I – like many of you, I’m sure – can’t believe that Thanksgiving is right around the corner! Here is another chance to give to those that simply need a place to feel loved, and to feed the soul as well as the body. After all, that really is what “thanks-giving” is: reaching out for those that want to share and spend time with loved ones, or those that don’t have loved ones or even a place to go. I remember years ago on Thanksgiving, a friend of mine put together as many meals as her car would hold, and went to all the places in the city where people were homeless, to give them one unbelievable meal.

I couldn’t help feeling the sense of family while I was in Southern California. Firstly, it is November – not only the time of the Thanksgiving holiday, but also the month that both of my uncles passed over, as well as my beloved grandmother. For my mother, this is always a difficult month. The other reason why this sense was so strong for me is that my grandmother lived in San Diego, a city that continues to have a strong place in my heart, even after many years.

The first time I went to San Diego was when I was five years old. My grandmother had four children (which was very common in that generation) and raised them on the farm, and her wish was to have one in the hospital! To say she was/is strong would be quite an understatement.
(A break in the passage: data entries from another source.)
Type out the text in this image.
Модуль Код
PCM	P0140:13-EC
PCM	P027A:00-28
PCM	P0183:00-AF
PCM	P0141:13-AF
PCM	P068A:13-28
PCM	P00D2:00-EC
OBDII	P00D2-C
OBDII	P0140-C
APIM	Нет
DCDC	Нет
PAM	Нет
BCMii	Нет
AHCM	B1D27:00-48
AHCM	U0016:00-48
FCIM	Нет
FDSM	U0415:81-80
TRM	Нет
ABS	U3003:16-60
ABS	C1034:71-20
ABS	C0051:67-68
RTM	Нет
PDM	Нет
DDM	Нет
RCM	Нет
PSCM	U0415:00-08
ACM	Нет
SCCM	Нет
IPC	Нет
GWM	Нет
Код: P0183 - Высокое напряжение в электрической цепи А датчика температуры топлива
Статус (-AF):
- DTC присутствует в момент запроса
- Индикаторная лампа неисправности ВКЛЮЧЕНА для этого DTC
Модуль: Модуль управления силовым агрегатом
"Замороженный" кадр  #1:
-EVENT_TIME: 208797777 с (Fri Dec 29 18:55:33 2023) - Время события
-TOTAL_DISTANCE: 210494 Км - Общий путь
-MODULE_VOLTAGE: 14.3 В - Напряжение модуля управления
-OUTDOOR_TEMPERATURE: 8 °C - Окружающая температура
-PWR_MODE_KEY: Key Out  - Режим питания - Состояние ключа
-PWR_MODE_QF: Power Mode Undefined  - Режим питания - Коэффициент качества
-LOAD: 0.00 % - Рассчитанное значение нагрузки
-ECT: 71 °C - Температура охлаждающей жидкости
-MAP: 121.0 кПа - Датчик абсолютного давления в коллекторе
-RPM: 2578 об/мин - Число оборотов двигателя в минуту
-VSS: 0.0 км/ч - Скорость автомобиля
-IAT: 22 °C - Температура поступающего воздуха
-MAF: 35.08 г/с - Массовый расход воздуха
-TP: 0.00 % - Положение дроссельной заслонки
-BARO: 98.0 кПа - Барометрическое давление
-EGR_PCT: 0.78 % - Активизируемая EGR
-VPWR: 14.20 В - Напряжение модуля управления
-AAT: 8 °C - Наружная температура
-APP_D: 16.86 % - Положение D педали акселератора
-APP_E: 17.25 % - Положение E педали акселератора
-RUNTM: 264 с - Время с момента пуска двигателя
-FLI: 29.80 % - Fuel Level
After leaving my grandfather – also quite difficult in those days – she saw an ad in the local newspaper from a woman who was looking for a companion to go across the country with her to California. My grandmother read the ad, and as they say, the rest is history! She lived the rest of her life in San Diego, a place she absolutely loved. Not long after, my uncles followed, leaving only my mother back east, essentially in the same small town she was raised in.
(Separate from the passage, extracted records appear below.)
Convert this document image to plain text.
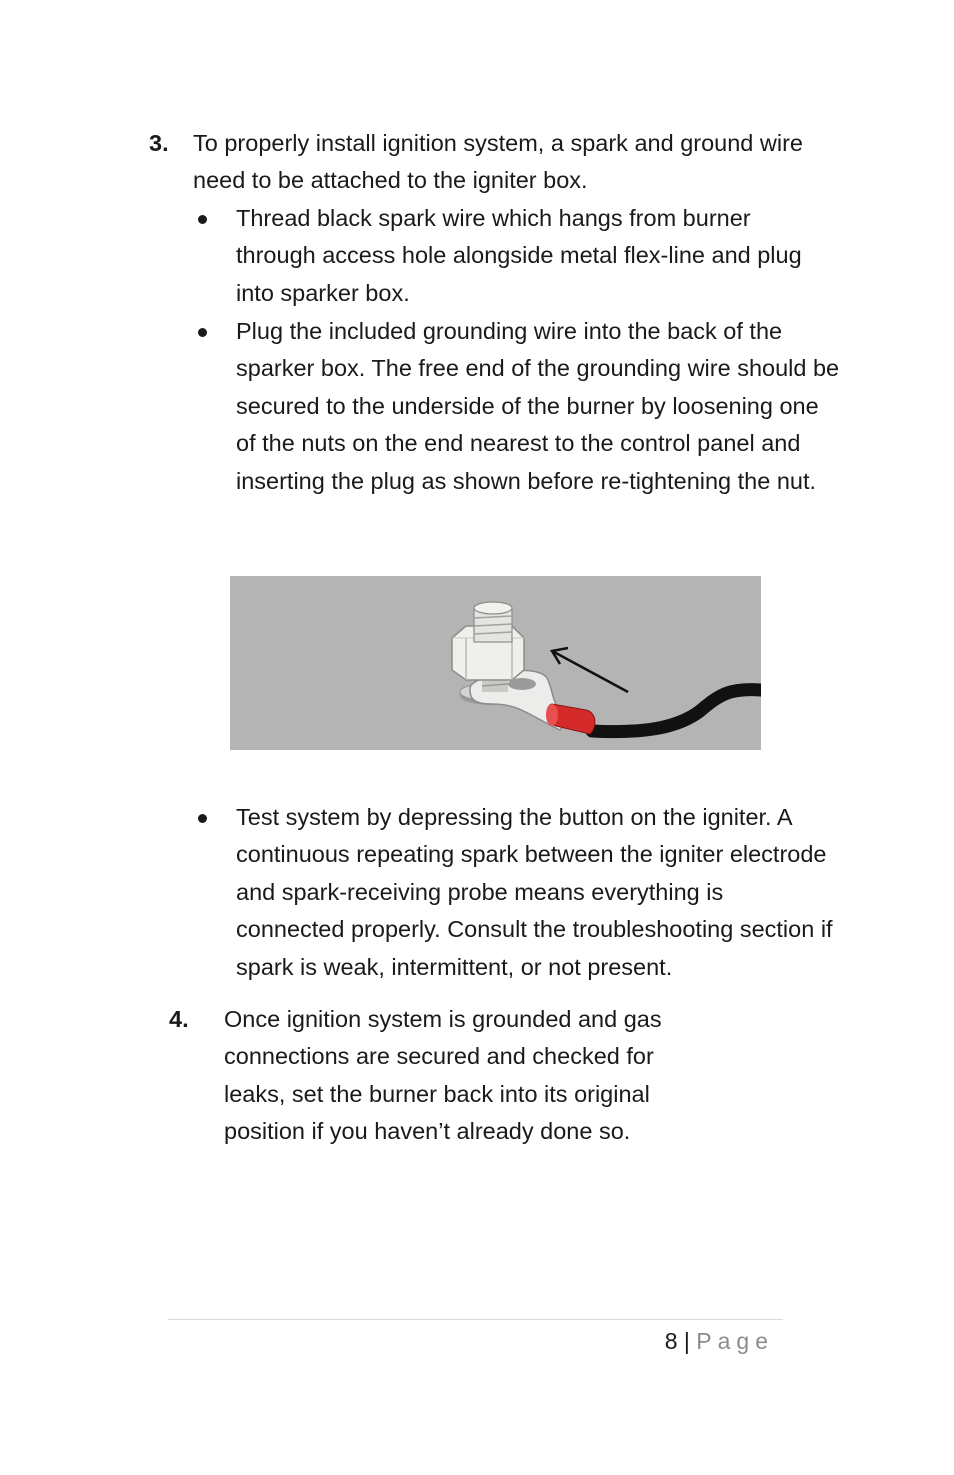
3. To properly install ignition system, a spark and ground wire need to be attached to the igniter box.
Thread black spark wire which hangs from burner through access hole alongside metal flex-line and plug into sparker box.
Plug the included grounding wire into the back of the sparker box. The free end of the grounding wire should be secured to the underside of the burner by loosening one of the nuts on the end nearest to the control panel and inserting the plug as shown before re-tightening the nut.
Test system by depressing the button on the igniter. A continuous repeating spark between the igniter electrode and spark-receiving probe means everything is connected properly. Consult the troubleshooting section if spark is weak, intermittent, or not present.
4. Once ignition system is grounded and gas connections are secured and checked for leaks, set the burner back into its original position if you haven’t already done so.
8 | Page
Spending two weeks in Southern California and feeling my grandmother’s presence, with wonderful memories, was very heartwarming to me. She not only was someone I truly admired, but in some ways, I hope that some of her qualities – being a strong, independent, good woman – were passed down to me.

Now, I know that holidays can bring up wonderful thoughts, and some not so wonderful ones . . . however, it is a great time to make connections with those here and on the Other Side. So, enjoy the people with whom you want to share this special time, and be thankful for the many blessings we all have. It’s not so out of our realm to set a place at the table for your DP’s – they don’t take up much room and, well, with them there’s lots of leftovers! For me, and for most of us, I would say without question when you use some family recipes or dishes that are meaningful to your DPs, or just include your them in your thoughts during this thankful holiday, they will be there in spirit with you. All this just adds to the time spent together with family and friends. Again, it really is a time to give thanks for all your blessings, and send out prayers for those who could use a loving touch.